Un agguato “perfetto” con un esito sorprendente
Il 16 marzo 1978, in via Fani, un commando delle Brigate Rosse tese un agguato a Moro e alla sua scorta. Nonostante la precisione quasi chirurgica dell’operazione, con centinaia di colpi sparati in pochi secondi, Aldo Moro rimase miracolosamente illeso. Questo dettaglio, che Laporta evidenzia con particolare attenzione, getta un’ombra di sospetto sull’intera dinamica dell’attacco. Come è possibile che in un’azione così ben organizzata e letale, l’obiettivo principale sia uscito indenne, almeno in un primo momento?
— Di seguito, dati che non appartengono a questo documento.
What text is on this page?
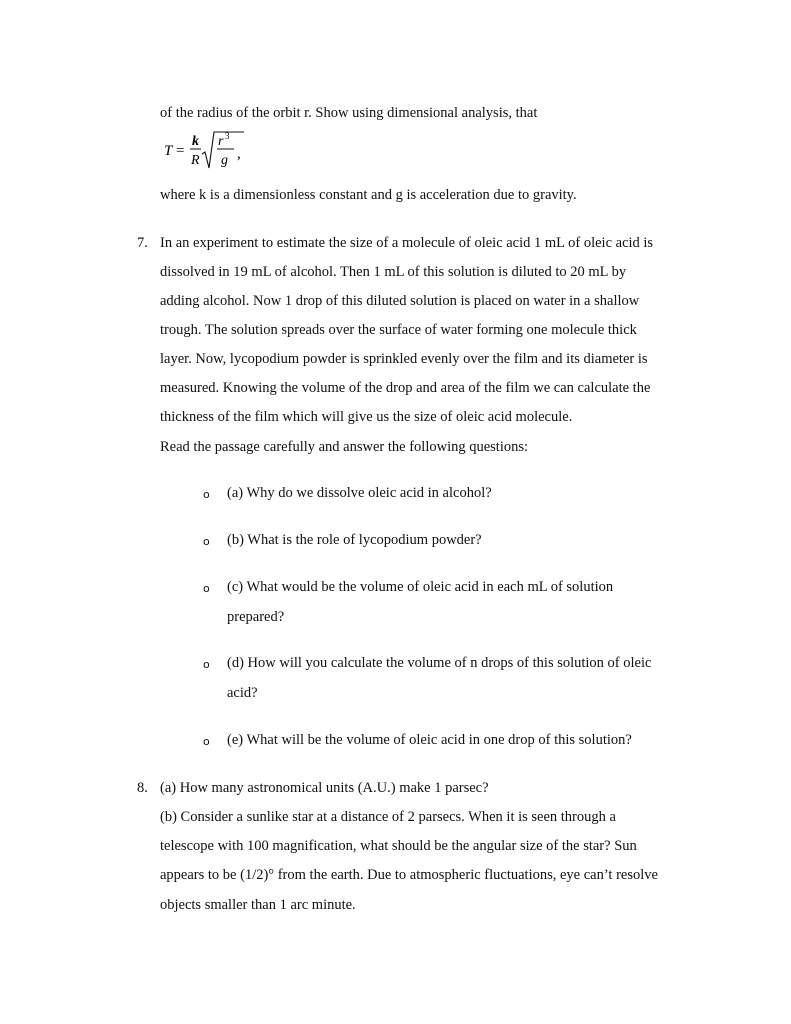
of the radius of the orbit r. Show using dimensional analysis, that
T =
k
R
r 3
g ,
where k is a dimensionless constant and g is acceleration due to gravity.
7. In an experiment to estimate the size of a molecule of oleic acid 1 mL of oleic acid is
dissolved in 19 mL of alcohol. Then 1 mL of this solution is diluted to 20 mL by
adding alcohol. Now 1 drop of this diluted solution is placed on water in a shallow
trough. The solution spreads over the surface of water forming one molecule thick
layer. Now, lycopodium powder is sprinkled evenly over the film and its diameter is
measured. Knowing the volume of the drop and area of the film we can calculate the
thickness of the film which will give us the size of oleic acid molecule.
Read the passage carefully and answer the following questions:
o (a) Why do we dissolve oleic acid in alcohol?
o (b) What is the role of lycopodium powder?
o (c) What would be the volume of oleic acid in each mL of solution
prepared?
o (d) How will you calculate the volume of n drops of this solution of oleic
acid?
o (e) What will be the volume of oleic acid in one drop of this solution?
8. (a) How many astronomical units (A.U.) make 1 parsec?
(b) Consider a sunlike star at a distance of 2 parsecs. When it is seen through a
telescope with 100 magnification, what should be the angular size of the star? Sun
appears to be (1/2)° from the earth. Due to atmospheric fluctuations, eye can’t resolve
objects smaller than 1 arc minute.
L’ex generale suggerisce che questo non sia stato un semplice colpo di fortuna, ma piuttosto un segno di una pianificazione più complessa e oscura, coadiuvata da organizzazioni esterne alle Brigate Rosse, e ipotizza la possibilità che Moro non fosse presente in Via Fani, ma prelevato in un momento precedente.
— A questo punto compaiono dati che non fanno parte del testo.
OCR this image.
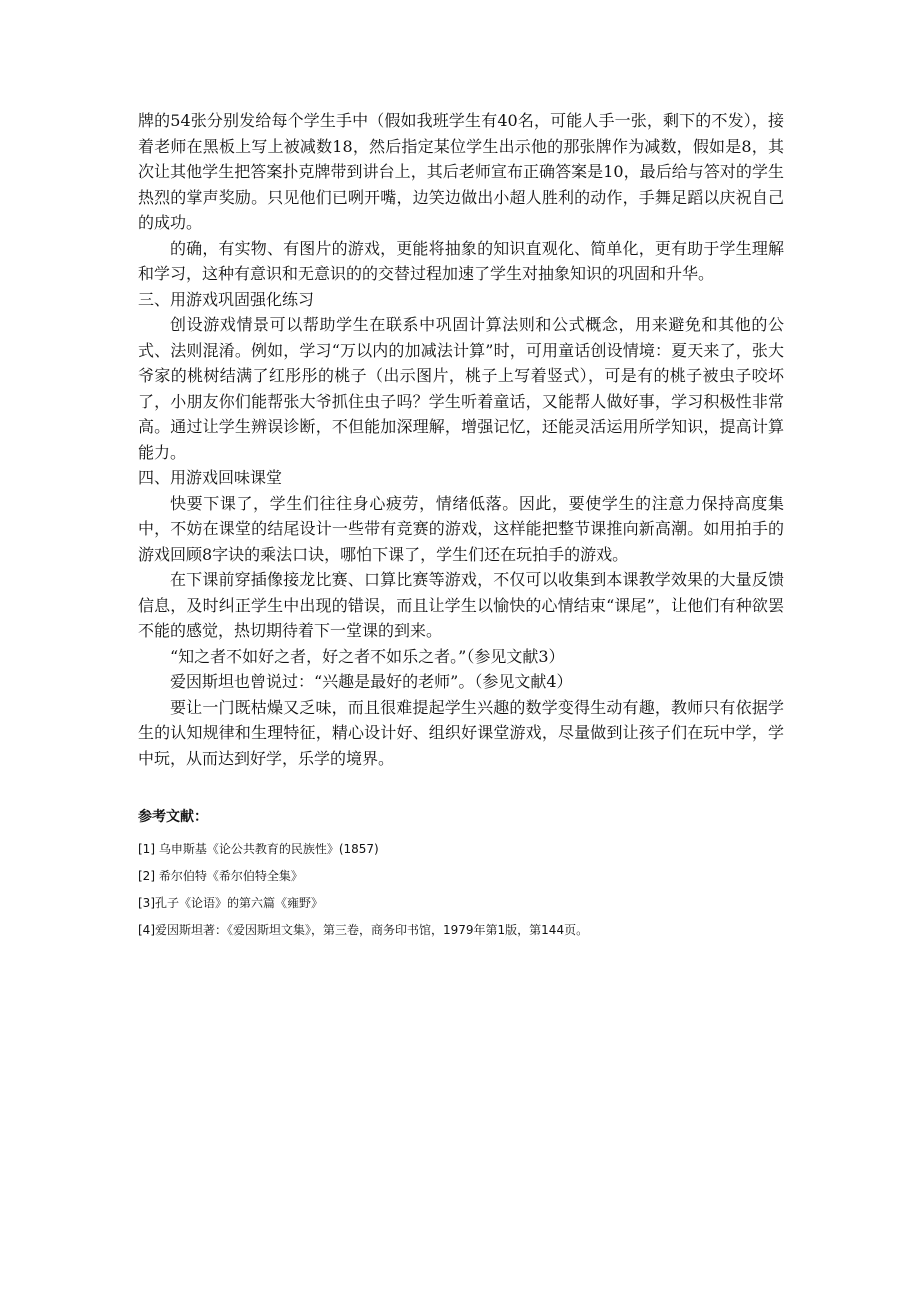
牌的54张分别发给每个学生手中（假如我班学生有40名，可能人手一张，剩下的不发），接着老师在黑板上写上被减数18，然后指定某位学生出示他的那张牌作为减数，假如是8，其次让其他学生把答案扑克牌带到讲台上，其后老师宣布正确答案是10，最后给与答对的学生热烈的掌声奖励。只见他们已咧开嘴，边笑边做出小超人胜利的动作，手舞足蹈以庆祝自己的成功。

的确，有实物、有图片的游戏，更能将抽象的知识直观化、简单化，更有助于学生理解和学习，这种有意识和无意识的的交替过程加速了学生对抽象知识的巩固和升华。

三、用游戏巩固强化练习

创设游戏情景可以帮助学生在联系中巩固计算法则和公式概念，用来避免和其他的公式、法则混淆。例如，学习“万以内的加减法计算”时，可用童话创设情境：夏天来了，张大爷家的桃树结满了红彤彤的桃子（出示图片，桃子上写着竖式），可是有的桃子被虫子咬坏了，小朋友你们能帮张大爷抓住虫子吗？学生听着童话，又能帮人做好事，学习积极性非常高。通过让学生辨误诊断，不但能加深理解，增强记忆，还能灵活运用所学知识，提高计算能力。

四、用游戏回味课堂

快要下课了，学生们往往身心疲劳，情绪低落。因此，要使学生的注意力保持高度集中，不妨在课堂的结尾设计一些带有竞赛的游戏，这样能把整节课推向新高潮。如用拍手的游戏回顾8字诀的乘法口诀，哪怕下课了，学生们还在玩拍手的游戏。

在下课前穿插像接龙比赛、口算比赛等游戏，不仅可以收集到本课教学效果的大量反馈信息，及时纠正学生中出现的错误，而且让学生以愉快的心情结束“课尾”，让他们有种欲罢不能的感觉，热切期待着下一堂课的到来。

“知之者不如好之者，好之者不如乐之者。”（参见文献3）

爱因斯坦也曾说过：“兴趣是最好的老师”。（参见文献4）

要让一门既枯燥又乏味，而且很难提起学生兴趣的数学变得生动有趣，教师只有依据学生的认知规律和生理特征，精心设计好、组织好课堂游戏，尽量做到让孩子们在玩中学，学中玩，从而达到好学，乐学的境界。

参考文献：
[1] 乌申斯基《论公共教育的民族性》(1857)
[2] 希尔伯特《希尔伯特全集》
[3]孔子《论语》的第六篇《雍野》
[4]爱因斯坦著：《爱因斯坦文集》，第三卷，商务印书馆，1979年第1版，第144页。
L’esplosivo nascosto e lo smarrimento del dossier Stay Behind
Nel corso del libro, Laporta rivela anche la presenza di un esplosivo nascosto in una Mini verde, parcheggiata vicino al luogo dell’agguato, notizia che sarebbe stata riferita dall’allora Procuratore capo di Roma. Questa scoperta, ignorata o minimizzata nelle versioni ufficiali, aggiunge un ulteriore strato di complessità al caso. L’esplosivo, mai utilizzato, poteva forse servire da diversivo per permettere la fuga dei sicari nel caso l’agguato non fosse andato secondo i piani.
Un altro elemento chiave che l’autore esplora è la misteriosa scomparsa del dossier Stay Behind, una rete segreta di resistenza contro un’eventuale invasione comunista, nota come Gladio. Questo dossier, che avrebbe potuto contenere informazioni cruciali sui collegamenti tra i servizi segreti e le Brigate Rosse, sparì misteriosamente proprio nei giorni successivi al rapimento di Moro. Il Generale suggerisce che la scomparsa del dossier non sia stata casuale, ma parte di un’operazione di copertura per proteggere determinate figure o strutture all’interno dello Stato.
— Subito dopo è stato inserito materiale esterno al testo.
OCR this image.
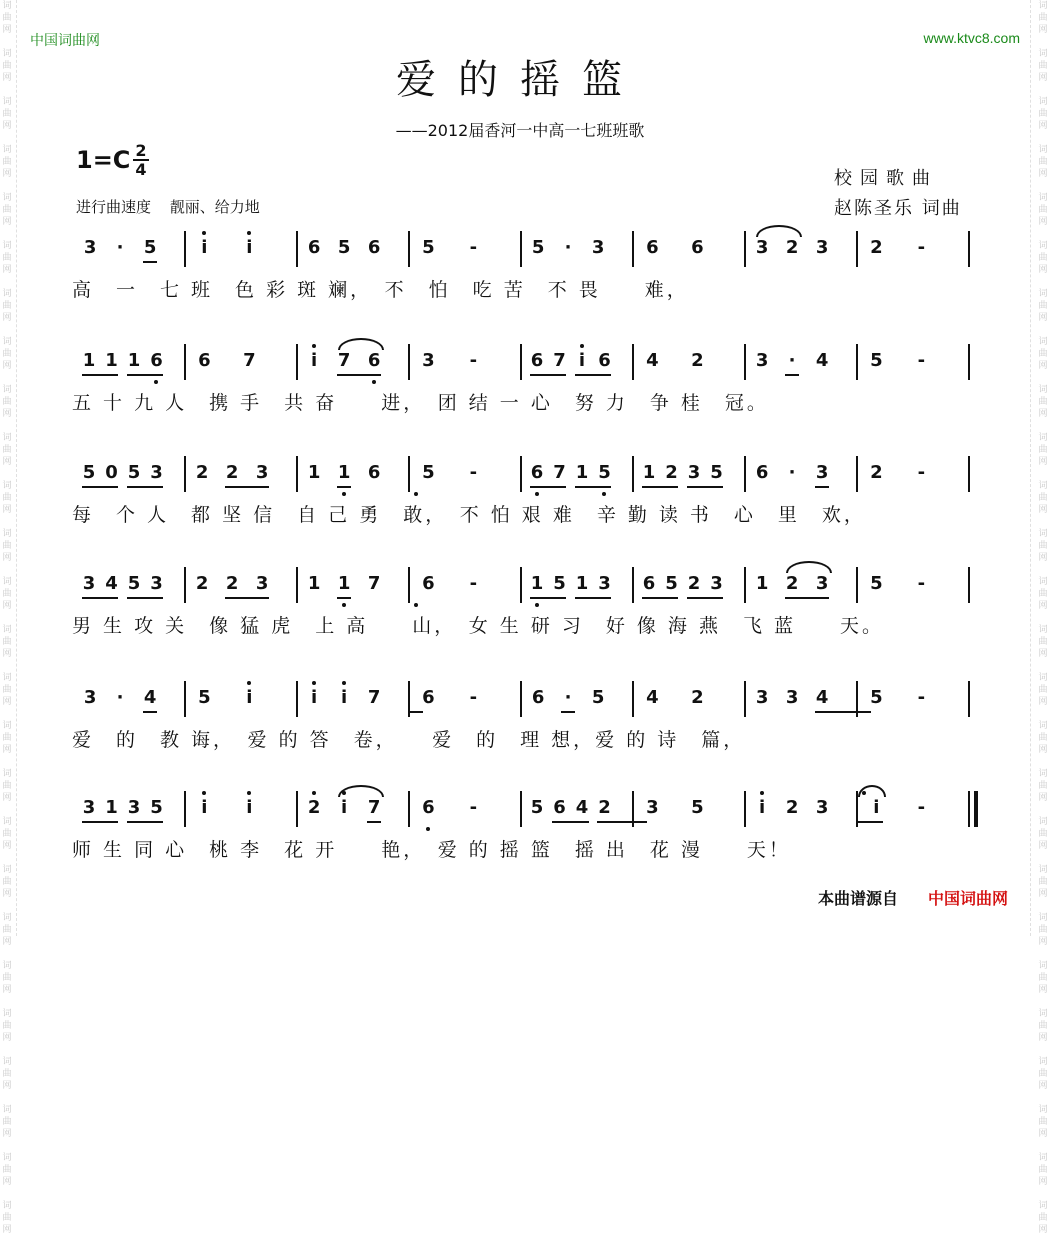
词
曲
网

词
曲
网

词
曲
网

词
曲
网

词
曲
网

词
曲
网

词
曲
网

词
曲
网

词
曲
网

词
曲
网

词
曲
网

词
曲
网

词
曲
网

词
曲
网

词
曲
网

词
曲
网

词
曲
网

词
曲
网

词
曲
网

词
曲
网

词
曲
网

词
曲
网

词
曲
网

词
曲
网

词
曲
网

词
曲
网

词
曲
网

词
曲
网

词
曲
网

词
曲
网

词
曲
网

词
曲
网

词
曲
网

词
曲
网

词
曲
网

词
曲
网

词
曲
网

词
曲
网

词
曲
网

词
曲
网

词
曲
网

词
曲
网

词
曲
网

词
曲
网

词
曲
网

词
曲
网

词
曲
网

词
曲
网

词
曲
网

词
曲
网

词
曲
网

词
曲
网

中国词曲网	www.ktvc8.com
爱的摇篮
——2012届香河一中高一七班班歌
$1=C \frac{2}{4}$
进行曲速度 靓丽、给力地
校园歌曲
赵陈圣乐 词曲
3 · 5 i i	6 5 6 5 -	5 · 3 6 6	3 2 3 2 -
高　一　七 班　色 彩 斑 斓，　不　怕　吃 苦　不 畏　　难，
1 1 1 6 6 7	i 7 6 3 -	6 7 i 6 4 2	3 · 4 5 -
五 十 九 人　携 手　共 奋　　进，　团 结 一 心　努 力　争 桂　冠。
5 0 5 3 2 2 3 1 1 6 5 -	6 7 1 5 1 2 3 5 6 · 3 2 -
每　个 人　都 坚 信　自 己 勇　敢，　不 怕 艰 难　辛 勤 读 书　心　里　欢，
3 4 5 3 2 2 3 1 1 7 6 -	1 5 1 3 6 5 2 3 1 2 3 5 -
男 生 攻 关　像 猛 虎　上 高　　山，　女 生 研 习　好 像 海 燕　飞 蓝　　天。
3 · 4 5 i	i i 7 6 -	6 · 5 4 2	3 3 4 5 -
爱　的　教 诲，　爱 的 答　卷，　　爱　的　理 想，爱 的 诗　篇，
3 1 3 5 i i	2 i 7 6 -	5 6 4 2 3 5	i 2 3 i -
师 生 同 心　桃 李　花 开　　艳，　爱 的 摇 篮　摇 出　花 漫　　天！
本曲谱源自 中国词曲网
Il doppio referto autoptico e le quattro costole rotte
Uno dei passaggi più controversi del libro è l’analisi del doppio referto autoptico effettuato sul corpo di Moro. Laporta sottolinea come nel secondo referto emergano dettagli inquietanti, tra cui la presenza di quattro costole rotte. Questo particolare, non evidenziato nel primo rapporto, solleva interrogativi sulle circostanze della morte di Moro e in particolare se queste lesioni siano state il risultato di torture o di un trattamento brutale durante la prigionia, o se vi siano state altre manipolazioni per nascondere la verità, denunciando quella che definisce una “raffica di bugie” costruite dalle istituzioni per occultare verità scomode. Egli mette in luce come, fin dal principio, le indagini siano state caratterizzate da omissioni, depistaggi e false piste, tutte mirate a proteggere interessi superiori e a mantenere un certo equilibrio di potere.
Un libro essenziale in una rassegna di successo
L’opera di Laporta rappresenta un contributo fondamentale per chiunque voglia andare oltre le versioni ufficiali del caso Moro e comprendere le dinamiche nascoste che hanno segnato uno dei momenti più drammatici della storia italiana. La rassegna letteraria Humanitas prosegue con successo, con un grande riscontro da parte di un pubblico appassionato di lettura e, soprattutto, curioso verso le inchieste coraggiose che mettono in discussione le versioni ufficiali dei grandi temi di attualità del nostro paese.